Churton bestand darauf, dem Manne, der Bescheid wußte, den Bisara von Pooree zu schenken. Der Mann nahm ihn in Empfang und eilte damit nach der großen Wagenstraße, wo er ein Ekka-Pony mit einer blauen Glasperlenkette fand und den Bisara von Pooree mittels eines Schnürsenkels unterhalb der Halskette befestigte. Dann dankte er dem Himmel, daß er sich der Gefahr entledigt hatte. Falls man selber einmal den Bisara von Pooree finden sollte, denke man daran, daß man ihn nicht zerstören darf. Die genauen Gründe hierfür habe ich nicht die Zeit, auseinanderzusetzen, aber die Kraft liegt in dem kleinen hölzernen Fisch. Mr. Gubernatis oder Max Müller werden darüber mehr zu berichten haben als ich.
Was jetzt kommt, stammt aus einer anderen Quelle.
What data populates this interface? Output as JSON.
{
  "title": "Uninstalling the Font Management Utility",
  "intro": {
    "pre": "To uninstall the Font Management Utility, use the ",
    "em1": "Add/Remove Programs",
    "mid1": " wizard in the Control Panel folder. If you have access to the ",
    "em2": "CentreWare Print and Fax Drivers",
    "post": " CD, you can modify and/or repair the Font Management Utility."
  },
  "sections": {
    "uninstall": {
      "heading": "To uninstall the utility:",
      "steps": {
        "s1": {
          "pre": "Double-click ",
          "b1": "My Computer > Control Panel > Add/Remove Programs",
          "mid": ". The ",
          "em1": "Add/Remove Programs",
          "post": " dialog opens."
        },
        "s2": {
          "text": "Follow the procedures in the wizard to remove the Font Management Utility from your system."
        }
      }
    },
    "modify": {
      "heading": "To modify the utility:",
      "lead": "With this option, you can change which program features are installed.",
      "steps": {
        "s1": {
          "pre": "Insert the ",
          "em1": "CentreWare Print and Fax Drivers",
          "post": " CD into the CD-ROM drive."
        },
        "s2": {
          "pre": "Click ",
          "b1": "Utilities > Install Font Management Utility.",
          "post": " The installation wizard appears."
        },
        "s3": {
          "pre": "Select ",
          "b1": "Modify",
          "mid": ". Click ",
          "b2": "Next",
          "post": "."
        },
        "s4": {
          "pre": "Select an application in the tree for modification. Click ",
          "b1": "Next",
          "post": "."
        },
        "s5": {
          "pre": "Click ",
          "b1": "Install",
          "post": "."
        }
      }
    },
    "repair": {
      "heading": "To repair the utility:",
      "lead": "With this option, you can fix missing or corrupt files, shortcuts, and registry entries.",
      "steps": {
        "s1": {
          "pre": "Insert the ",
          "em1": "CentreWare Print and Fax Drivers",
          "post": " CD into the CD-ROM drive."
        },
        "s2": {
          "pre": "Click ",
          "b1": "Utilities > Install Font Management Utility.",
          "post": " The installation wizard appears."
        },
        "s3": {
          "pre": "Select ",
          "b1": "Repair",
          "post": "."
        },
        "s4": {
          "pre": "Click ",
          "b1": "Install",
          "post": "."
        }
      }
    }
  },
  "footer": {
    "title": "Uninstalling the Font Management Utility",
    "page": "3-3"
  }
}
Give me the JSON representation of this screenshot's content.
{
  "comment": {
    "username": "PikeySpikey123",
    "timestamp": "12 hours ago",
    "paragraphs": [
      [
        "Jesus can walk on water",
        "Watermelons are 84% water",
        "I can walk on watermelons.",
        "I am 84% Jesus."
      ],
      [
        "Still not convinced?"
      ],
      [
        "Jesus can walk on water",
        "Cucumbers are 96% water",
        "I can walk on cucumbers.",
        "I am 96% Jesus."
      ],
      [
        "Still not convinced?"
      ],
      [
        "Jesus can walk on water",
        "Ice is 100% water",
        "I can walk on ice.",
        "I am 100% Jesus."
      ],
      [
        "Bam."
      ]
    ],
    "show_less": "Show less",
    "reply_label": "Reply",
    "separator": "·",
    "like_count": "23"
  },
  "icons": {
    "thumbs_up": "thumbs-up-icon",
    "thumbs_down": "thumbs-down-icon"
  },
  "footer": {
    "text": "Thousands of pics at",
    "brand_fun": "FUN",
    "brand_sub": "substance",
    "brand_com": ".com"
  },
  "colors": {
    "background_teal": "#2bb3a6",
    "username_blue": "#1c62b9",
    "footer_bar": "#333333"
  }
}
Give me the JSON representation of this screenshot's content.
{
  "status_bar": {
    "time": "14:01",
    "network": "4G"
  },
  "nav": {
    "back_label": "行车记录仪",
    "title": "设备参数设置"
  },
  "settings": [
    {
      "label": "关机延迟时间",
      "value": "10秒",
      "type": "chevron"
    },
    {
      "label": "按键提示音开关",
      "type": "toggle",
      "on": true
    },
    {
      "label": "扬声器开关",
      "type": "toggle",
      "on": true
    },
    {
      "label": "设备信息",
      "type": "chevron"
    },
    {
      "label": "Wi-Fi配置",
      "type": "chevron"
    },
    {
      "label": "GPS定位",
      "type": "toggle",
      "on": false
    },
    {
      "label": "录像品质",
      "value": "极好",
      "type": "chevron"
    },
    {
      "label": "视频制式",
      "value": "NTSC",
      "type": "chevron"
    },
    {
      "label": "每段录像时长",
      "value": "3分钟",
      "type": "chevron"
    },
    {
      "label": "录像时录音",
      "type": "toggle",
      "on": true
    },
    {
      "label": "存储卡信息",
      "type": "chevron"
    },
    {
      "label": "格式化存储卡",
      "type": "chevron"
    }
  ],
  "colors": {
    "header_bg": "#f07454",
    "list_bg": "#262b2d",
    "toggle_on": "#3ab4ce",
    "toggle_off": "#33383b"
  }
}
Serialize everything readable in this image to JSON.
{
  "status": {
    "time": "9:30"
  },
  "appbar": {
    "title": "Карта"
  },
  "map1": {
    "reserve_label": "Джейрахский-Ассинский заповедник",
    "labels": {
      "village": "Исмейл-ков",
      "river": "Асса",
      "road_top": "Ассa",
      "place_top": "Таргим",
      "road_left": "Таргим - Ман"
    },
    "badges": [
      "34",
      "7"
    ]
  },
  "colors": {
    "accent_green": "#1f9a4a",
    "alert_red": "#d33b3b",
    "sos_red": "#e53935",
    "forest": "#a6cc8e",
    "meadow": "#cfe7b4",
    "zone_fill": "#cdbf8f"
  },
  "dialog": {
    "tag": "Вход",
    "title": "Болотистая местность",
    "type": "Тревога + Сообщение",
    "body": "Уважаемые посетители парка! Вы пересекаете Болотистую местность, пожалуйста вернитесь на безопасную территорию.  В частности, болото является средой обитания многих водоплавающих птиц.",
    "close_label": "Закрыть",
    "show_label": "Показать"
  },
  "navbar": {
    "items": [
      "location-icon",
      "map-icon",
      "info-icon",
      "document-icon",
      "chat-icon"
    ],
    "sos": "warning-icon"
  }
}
Man wird behaupten, die Geschichte sei von Anfang bis zu Ende erlogen. Gut. Wem jemals ein kleines, rubinenbesetztes Silberkästchen in die Hände fällt, sieben Achtel mal dreiviertel Zoll groß, in dessen Innern ein dunkelbrauner, mit Goldbrokat umwickelter Fisch ruht, der behalte es. Er behalte es drei Jahre lang und sehe selbst, ob meine Geschichte wahr oder falsch ist.

Besser noch, er stiehlt es, wie Pack es tat; es wird ihm leid tun, daß er sich nicht gleich zu Anfang aufgehängt hat.